Pedro Guillermo Jara, autor de esta pequeña zaga, era un microcuentista fabuloso. Lo conocí con su bici y relaté dicho encuentro en una pequeña crónica7. Vino a dejarme en aquella ocasión un telegrama. Los vendía a quinientos pesos en la Facultad de Filosofía y Humanidades de la Universidad Austral, su espacio vital. El sendero de la mariposa (antología personal) (2018) fue su última publicación en vida; reúne ediciones muy diversas y exploratorias, que no se contienen en un ejemplar. Narrador mitológico, Pedro Guillermo Jara llega a finales líricos como Alfonso Alcalde, gracias a historias desopilantes y al mismo tiempo entrañables, siempre al filo de la poesía. Y, al mismo tiempo, conjugaba los formatos con los tipos de narraciones; por ejemplo, hizo una casaca con microcuentos; editó junto a Ricardo Mendoza Caballo de proa; creó el rollo de Chile Chico —donde vivió cuando niño— y sus telegramas, los que repartía individualmente o en una cajita de 10 hojas, cuidadosamente dobladas tal como todavía entregan los carteros, desplegando hermosas piezas breves de una imaginación prodigiosa.
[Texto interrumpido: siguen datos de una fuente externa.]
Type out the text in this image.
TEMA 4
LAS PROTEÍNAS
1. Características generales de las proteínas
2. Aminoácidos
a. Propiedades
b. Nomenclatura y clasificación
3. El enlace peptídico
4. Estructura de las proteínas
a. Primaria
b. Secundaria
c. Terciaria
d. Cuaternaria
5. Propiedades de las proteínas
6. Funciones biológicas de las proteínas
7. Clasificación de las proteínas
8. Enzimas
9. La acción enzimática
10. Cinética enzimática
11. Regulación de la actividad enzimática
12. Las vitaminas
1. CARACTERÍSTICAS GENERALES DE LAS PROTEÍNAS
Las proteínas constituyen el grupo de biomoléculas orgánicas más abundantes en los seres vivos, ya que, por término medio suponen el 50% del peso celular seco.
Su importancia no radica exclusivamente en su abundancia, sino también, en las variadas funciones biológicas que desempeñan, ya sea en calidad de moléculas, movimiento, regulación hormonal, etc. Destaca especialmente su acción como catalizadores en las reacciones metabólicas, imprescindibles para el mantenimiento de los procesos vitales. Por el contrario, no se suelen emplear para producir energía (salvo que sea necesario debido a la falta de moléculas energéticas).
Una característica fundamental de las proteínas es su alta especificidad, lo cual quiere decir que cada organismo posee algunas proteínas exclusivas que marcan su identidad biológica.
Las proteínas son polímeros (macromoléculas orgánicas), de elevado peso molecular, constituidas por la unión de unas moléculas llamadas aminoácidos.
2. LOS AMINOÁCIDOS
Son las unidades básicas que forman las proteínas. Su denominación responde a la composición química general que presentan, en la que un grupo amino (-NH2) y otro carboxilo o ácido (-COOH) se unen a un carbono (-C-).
Los personajes del cine de Pedro Guillermo Jara habitan un espacio similar a los de Germán Arestizábal. La suralidad conformaba una ensoñación con la bruma, los trenes, las bandurrias, los teatros, los grupos en los bares y, en general, ese mundo imaginado por poetas y escritores de Patagonia blues. Poesía, narraciones y cine B, detectives y maleantes, actrices eróticas como Maha Vial —su compañera de vida— o editores, poetas, pintores, actores y gringos, todo a la vez, como Ricardo Mendoza.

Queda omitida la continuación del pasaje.